The only other way you can race boats is by rowing. And that is what the Boat Race is — rowing. Rowing for speed purposes is, of course, utterly pointless in this day and age, but there is one even more crap way of propelling a boat and that is with your feet. This brings us to the pedallo (See utterly, utterly rubbish things you do on holiday). Pedallos are only ever found bobbing about three feet offshore on Mediterranean beaches, while a group of shifty-looking criminals skulk around trying to persuade you that, rather than lie comfortably in the sun with a cold drink, you would much rather pay 400 pesetas to cycle manically around in circles and get sunburnt.

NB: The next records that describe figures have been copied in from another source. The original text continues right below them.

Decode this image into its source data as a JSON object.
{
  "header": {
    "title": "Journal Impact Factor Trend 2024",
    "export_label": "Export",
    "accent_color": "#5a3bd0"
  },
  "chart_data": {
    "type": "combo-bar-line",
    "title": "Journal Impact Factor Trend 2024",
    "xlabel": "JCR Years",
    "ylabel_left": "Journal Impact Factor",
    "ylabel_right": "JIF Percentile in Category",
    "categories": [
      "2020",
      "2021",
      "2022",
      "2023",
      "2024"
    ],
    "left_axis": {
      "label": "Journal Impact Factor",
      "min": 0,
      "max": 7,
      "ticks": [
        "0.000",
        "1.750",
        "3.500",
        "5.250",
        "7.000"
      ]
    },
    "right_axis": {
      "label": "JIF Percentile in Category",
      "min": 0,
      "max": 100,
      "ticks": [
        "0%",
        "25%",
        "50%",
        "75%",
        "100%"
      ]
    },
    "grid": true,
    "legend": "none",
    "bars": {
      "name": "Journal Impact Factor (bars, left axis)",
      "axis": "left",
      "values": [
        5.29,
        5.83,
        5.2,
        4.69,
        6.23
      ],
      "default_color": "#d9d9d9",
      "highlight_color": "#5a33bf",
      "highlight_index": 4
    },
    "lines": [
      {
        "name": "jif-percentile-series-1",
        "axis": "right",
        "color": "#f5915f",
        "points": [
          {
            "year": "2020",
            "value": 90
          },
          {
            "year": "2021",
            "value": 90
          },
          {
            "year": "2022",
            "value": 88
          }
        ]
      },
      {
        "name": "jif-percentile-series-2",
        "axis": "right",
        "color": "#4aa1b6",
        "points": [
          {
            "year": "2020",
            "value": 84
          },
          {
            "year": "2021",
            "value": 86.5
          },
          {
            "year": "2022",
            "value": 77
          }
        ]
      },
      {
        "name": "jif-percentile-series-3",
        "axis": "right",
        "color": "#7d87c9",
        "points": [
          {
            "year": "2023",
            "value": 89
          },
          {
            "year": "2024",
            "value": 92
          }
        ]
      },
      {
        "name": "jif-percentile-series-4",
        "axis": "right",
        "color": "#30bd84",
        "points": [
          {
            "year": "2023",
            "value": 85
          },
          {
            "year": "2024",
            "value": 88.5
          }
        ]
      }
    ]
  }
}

Anyway, the Boat Race. The other reason the Boat Race fails as a sporting spectacle is that it is between Oxford and Cambridge Universities, and the majority of the population are not going to spend a Saturday afternoon glued to the TV desperate to know which of the two great medieval centres of learning has rowed from one western suburb of London to another the fastest.
One would also think, given that Oxbridge students are supposed to be so bloody clever, they'd have worked out that if you want to get from Putney to Mortlake, you get the number 9 bus.
Of course, in the old days, the Boat Race was more of a draw than it is now. In the 1920s lots of undergraduates came down to London to cheer on Varsity, and by tradition, the night before, you were supposed to try and steal a policeman's helmet. It would be interesting to see this tradition revived now since the sort of Oxbridge undergraduate who is going to bother 'going to town' to watch the Boat Race is inevitably going to be a wanker. If you tried to steal a policeman's helmet in the 1920s, the cheery bobby would turn round and say, 'Caught you, you whippersnapper! I don't know, these youthful high spirits... be off with you, sir, and God bless.' Nowadays, the constable will squirt tear gas in your eyes before truncheoning you to the ground, and quite honestly, good thing too.